Now here I am with your notebook open, using one of the sharp pointed eternal ink pens you left me, delighted at the sensuous press of the black ink into the expensive and flawless white paper.
Naturally, David, you would leave me something elegant, an inviting page. This notebook bound in dark varnished leather, is it not, tooled with a design of rich roses, thornless, yet leafy, a design that means only Design in the final analysis but bespeaks an authority. What is written beneath this heavy and handsome book cover will count, sayeth this cover.
The thick pages are ruled in light blue—you are practical, so thoughtful, and you probably know I almost never put pen to paper to write anything at all.
Even the sound of the pen has its allure, the sharp scratch rather like the finest quills in ancient Rome when I would put them to parchment to write my letters to my Father, when I would write in a diary my own laments . . . ah, that sound. The only thing missing here is the smell of ink, but we have the fine plastic pen which will not run out for volumes, making as fine and deep a black mark as I choose to make.
I am thinking about your request in writing. You see you will get something from me. I find myself yielding to it, almost as one of our human victims yields to us, discovering perhaps as the rain continues to fall outside, as the café continues with its noisy chatter, to think that this might not be the agony I presumed—reaching back over the two thousand years—but almost a pleasure, like the act of drinking blood itself.
I reach now for a victim who is not easy for me to overcome: my own past. Perhaps this victim will flee from me with a speed that equals my own. Whatever, I seek now a victim that I have never faced. And there is the thrill of the hunt in it, what the modern world calls investigation.
Why else would I see those times so vividly now? You had no magic potion to give me to loosen my thoughts. There is but one potion for us and it is blood.
You said at one point as we walked towards the café, “You will remember everything.”
You, who are so young amongst us yet were so old as a mortal, and such a scholar as a mortal. Perhaps it is natural that you so boldly attempt to collect our stories.
But why seek to explain here such curiosity as yours, such bravery in face of blood-drenched truth?

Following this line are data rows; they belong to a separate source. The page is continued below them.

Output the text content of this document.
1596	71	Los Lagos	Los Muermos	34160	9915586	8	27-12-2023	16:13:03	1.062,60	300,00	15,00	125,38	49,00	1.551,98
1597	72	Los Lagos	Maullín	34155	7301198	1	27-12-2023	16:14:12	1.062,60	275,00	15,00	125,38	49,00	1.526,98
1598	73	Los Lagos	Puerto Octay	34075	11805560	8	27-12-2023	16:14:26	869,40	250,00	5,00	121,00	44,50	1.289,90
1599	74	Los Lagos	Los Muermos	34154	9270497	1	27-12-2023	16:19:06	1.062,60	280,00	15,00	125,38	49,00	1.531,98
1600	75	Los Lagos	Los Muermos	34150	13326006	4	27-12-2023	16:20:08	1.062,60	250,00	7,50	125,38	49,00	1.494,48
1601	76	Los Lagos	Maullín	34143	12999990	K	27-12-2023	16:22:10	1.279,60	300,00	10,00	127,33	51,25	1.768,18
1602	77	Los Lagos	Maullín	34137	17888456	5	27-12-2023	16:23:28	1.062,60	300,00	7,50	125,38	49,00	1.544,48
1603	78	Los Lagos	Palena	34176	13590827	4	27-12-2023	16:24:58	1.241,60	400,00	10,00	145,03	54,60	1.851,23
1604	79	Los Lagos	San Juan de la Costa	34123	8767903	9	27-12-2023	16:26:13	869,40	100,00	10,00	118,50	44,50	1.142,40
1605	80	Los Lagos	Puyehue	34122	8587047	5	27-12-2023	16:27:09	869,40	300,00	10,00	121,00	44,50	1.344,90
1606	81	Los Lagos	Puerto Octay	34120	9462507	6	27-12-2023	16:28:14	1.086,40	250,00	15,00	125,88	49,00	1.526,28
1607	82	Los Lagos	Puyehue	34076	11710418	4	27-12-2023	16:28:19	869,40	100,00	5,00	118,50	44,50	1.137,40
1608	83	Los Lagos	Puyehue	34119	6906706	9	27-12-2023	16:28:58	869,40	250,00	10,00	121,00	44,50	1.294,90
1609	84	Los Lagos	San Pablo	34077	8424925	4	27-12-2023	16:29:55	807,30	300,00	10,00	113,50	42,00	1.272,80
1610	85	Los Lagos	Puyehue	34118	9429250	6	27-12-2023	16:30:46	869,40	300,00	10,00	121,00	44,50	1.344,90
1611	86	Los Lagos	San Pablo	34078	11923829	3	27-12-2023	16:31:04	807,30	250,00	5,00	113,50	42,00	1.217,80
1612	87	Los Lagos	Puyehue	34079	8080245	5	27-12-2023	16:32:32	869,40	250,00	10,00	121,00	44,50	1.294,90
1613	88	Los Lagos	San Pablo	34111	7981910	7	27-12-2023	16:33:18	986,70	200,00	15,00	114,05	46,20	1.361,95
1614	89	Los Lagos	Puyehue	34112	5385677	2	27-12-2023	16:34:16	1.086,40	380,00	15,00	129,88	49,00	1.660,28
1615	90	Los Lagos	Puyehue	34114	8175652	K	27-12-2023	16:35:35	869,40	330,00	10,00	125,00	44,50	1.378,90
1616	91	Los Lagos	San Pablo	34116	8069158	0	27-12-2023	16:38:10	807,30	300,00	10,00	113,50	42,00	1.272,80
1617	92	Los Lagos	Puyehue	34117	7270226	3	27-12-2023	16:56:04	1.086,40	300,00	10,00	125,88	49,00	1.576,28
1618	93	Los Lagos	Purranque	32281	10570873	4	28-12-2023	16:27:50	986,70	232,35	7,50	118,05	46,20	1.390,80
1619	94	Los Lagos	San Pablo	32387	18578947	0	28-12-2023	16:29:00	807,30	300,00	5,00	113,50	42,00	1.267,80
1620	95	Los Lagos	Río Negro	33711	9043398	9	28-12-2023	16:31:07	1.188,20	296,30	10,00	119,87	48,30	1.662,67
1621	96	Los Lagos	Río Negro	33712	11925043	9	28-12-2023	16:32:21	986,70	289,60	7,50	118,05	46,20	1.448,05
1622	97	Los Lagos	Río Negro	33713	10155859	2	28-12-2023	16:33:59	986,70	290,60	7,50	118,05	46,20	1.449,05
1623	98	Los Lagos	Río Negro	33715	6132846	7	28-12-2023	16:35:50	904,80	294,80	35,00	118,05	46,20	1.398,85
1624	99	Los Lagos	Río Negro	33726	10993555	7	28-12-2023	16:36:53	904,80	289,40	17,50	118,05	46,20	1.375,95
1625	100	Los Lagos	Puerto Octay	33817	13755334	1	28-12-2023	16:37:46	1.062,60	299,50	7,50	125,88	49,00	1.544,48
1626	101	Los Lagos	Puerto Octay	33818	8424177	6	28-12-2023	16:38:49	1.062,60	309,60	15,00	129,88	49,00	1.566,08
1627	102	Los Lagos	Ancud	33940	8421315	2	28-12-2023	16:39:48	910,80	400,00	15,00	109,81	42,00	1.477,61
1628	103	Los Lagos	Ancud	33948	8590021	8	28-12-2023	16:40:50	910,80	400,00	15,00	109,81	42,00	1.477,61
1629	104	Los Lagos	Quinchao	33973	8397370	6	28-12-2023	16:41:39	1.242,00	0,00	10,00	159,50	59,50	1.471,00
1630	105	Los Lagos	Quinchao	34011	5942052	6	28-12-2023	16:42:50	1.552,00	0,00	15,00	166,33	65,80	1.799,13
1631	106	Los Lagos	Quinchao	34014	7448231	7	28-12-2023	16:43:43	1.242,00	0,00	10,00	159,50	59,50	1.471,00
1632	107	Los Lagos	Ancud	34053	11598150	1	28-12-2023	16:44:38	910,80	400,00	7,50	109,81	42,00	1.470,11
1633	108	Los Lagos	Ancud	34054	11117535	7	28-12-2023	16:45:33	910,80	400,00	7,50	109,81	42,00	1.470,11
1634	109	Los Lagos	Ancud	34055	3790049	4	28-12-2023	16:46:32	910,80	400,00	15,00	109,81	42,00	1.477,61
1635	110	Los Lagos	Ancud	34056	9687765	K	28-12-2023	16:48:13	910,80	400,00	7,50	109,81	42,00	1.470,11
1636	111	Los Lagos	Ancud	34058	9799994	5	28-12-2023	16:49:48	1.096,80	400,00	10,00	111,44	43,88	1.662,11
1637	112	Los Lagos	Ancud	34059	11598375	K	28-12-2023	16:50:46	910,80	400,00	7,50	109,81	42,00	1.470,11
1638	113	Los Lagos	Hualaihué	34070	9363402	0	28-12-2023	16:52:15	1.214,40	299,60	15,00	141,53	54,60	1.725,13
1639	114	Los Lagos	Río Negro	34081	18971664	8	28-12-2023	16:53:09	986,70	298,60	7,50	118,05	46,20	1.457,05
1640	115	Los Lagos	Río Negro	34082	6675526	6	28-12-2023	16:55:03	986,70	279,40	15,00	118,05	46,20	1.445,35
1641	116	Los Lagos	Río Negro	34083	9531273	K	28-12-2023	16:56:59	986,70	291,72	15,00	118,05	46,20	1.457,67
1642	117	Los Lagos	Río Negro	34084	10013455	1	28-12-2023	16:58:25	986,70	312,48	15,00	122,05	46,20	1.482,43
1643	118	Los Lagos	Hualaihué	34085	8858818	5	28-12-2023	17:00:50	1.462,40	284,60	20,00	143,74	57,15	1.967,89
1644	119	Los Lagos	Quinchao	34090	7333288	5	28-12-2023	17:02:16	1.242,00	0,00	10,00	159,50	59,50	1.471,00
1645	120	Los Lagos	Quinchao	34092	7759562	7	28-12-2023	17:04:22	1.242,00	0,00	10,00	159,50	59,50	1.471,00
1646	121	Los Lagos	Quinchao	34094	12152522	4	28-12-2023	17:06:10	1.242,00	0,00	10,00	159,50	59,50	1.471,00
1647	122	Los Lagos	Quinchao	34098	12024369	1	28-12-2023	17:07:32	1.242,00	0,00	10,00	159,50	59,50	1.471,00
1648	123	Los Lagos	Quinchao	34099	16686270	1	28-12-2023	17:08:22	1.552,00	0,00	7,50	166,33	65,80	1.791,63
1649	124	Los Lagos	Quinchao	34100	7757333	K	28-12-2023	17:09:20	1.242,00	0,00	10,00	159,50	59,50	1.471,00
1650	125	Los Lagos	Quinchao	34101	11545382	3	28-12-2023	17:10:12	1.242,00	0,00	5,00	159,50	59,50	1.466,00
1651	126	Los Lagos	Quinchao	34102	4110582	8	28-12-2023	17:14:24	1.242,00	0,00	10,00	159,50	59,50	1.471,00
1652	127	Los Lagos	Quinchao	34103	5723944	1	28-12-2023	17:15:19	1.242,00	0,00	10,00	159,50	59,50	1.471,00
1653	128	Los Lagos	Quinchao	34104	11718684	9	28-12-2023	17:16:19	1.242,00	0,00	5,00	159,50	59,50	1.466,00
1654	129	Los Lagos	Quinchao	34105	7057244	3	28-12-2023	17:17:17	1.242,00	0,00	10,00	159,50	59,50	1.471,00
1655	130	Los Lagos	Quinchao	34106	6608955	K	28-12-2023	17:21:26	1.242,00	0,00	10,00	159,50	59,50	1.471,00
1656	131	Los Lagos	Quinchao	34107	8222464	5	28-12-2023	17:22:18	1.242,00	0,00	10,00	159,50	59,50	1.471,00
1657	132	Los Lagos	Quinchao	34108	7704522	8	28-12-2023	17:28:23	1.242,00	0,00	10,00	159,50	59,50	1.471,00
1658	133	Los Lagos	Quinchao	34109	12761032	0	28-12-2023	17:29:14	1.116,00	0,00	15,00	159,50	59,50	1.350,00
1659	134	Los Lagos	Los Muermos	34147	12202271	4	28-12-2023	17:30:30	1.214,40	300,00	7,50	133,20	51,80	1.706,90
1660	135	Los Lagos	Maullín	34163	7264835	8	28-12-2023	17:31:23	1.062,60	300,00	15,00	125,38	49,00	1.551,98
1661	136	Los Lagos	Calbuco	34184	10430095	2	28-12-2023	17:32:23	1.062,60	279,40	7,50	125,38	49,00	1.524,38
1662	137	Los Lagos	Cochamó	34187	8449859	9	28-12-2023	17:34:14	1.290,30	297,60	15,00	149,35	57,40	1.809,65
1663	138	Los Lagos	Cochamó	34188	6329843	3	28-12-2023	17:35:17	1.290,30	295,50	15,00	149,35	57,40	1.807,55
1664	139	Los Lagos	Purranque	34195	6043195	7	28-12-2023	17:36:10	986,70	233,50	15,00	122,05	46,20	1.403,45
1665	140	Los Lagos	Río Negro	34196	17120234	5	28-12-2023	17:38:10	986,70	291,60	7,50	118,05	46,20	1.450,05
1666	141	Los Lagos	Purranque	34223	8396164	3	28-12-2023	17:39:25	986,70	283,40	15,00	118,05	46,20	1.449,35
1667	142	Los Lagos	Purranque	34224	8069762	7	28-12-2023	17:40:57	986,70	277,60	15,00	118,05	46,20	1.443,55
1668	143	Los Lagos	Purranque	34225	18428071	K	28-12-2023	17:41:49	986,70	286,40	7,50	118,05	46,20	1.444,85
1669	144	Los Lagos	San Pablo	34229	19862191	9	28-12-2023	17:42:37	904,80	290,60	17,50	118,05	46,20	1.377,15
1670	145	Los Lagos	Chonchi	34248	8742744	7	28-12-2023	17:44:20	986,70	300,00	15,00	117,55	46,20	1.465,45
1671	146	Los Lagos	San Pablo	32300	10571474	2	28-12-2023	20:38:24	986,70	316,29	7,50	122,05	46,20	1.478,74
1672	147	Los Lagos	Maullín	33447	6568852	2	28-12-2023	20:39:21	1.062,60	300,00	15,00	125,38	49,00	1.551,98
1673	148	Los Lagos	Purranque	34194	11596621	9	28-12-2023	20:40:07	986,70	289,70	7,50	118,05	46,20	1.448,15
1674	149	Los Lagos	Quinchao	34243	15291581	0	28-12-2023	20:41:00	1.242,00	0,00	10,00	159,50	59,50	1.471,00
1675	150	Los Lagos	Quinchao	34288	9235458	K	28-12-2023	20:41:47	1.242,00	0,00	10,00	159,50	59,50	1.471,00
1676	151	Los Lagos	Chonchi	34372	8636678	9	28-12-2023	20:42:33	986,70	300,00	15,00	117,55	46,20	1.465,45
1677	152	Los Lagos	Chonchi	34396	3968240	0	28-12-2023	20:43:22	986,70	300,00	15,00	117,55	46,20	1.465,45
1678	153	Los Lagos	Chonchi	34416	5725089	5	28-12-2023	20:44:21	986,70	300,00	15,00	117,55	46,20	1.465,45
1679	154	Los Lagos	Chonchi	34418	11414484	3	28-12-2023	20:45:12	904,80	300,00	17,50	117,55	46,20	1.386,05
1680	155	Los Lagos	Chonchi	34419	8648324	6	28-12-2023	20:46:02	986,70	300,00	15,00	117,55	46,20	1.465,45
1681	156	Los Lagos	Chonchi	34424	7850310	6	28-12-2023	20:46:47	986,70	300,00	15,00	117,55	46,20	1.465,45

How could you have kindled in me this longing to go back, two thousand years, almost exactly—to tell of my mortal days on Earth in Rome, and how I joined Marius, and what little chance he had against Fate.
How could origins so deeply buried and so long denied suddenly beckon to me. A door snaps open. A light shines. Come in.
I sit back now in the café.
I write, but I pause and look around me at the people of this Paris café. I see the drab unisex fabrics of this age, the fresh American girl in her olive green military clothes, all of her possessions slung over her shoulder in a backpack; I see the old Frenchman who has come here for decades merely to look at the bare legs and arms of the young, to feed on the gestures as if he were a vampire, to wait for some exotic jewel of a moment when a woman sits back laughing, cigarette in hand, and the cloth of her synthetic blouse becomes tight over her breasts and there the nipples are visible.
Ah, old man. He is gray-haired and wears an expensive coat. He is no menace to anyone. He lives entirely in vision. Tonight he will go back to a modest but elegant apartment which he has maintained since the last Great World War, and he will watch films of the young beauty Brigitte Bardot. He lives in his eyes. He has not touched a woman in ten years.
I don’t drift, David. I drop anchor here. For I will not have my story pour forth as from a drunken oracle.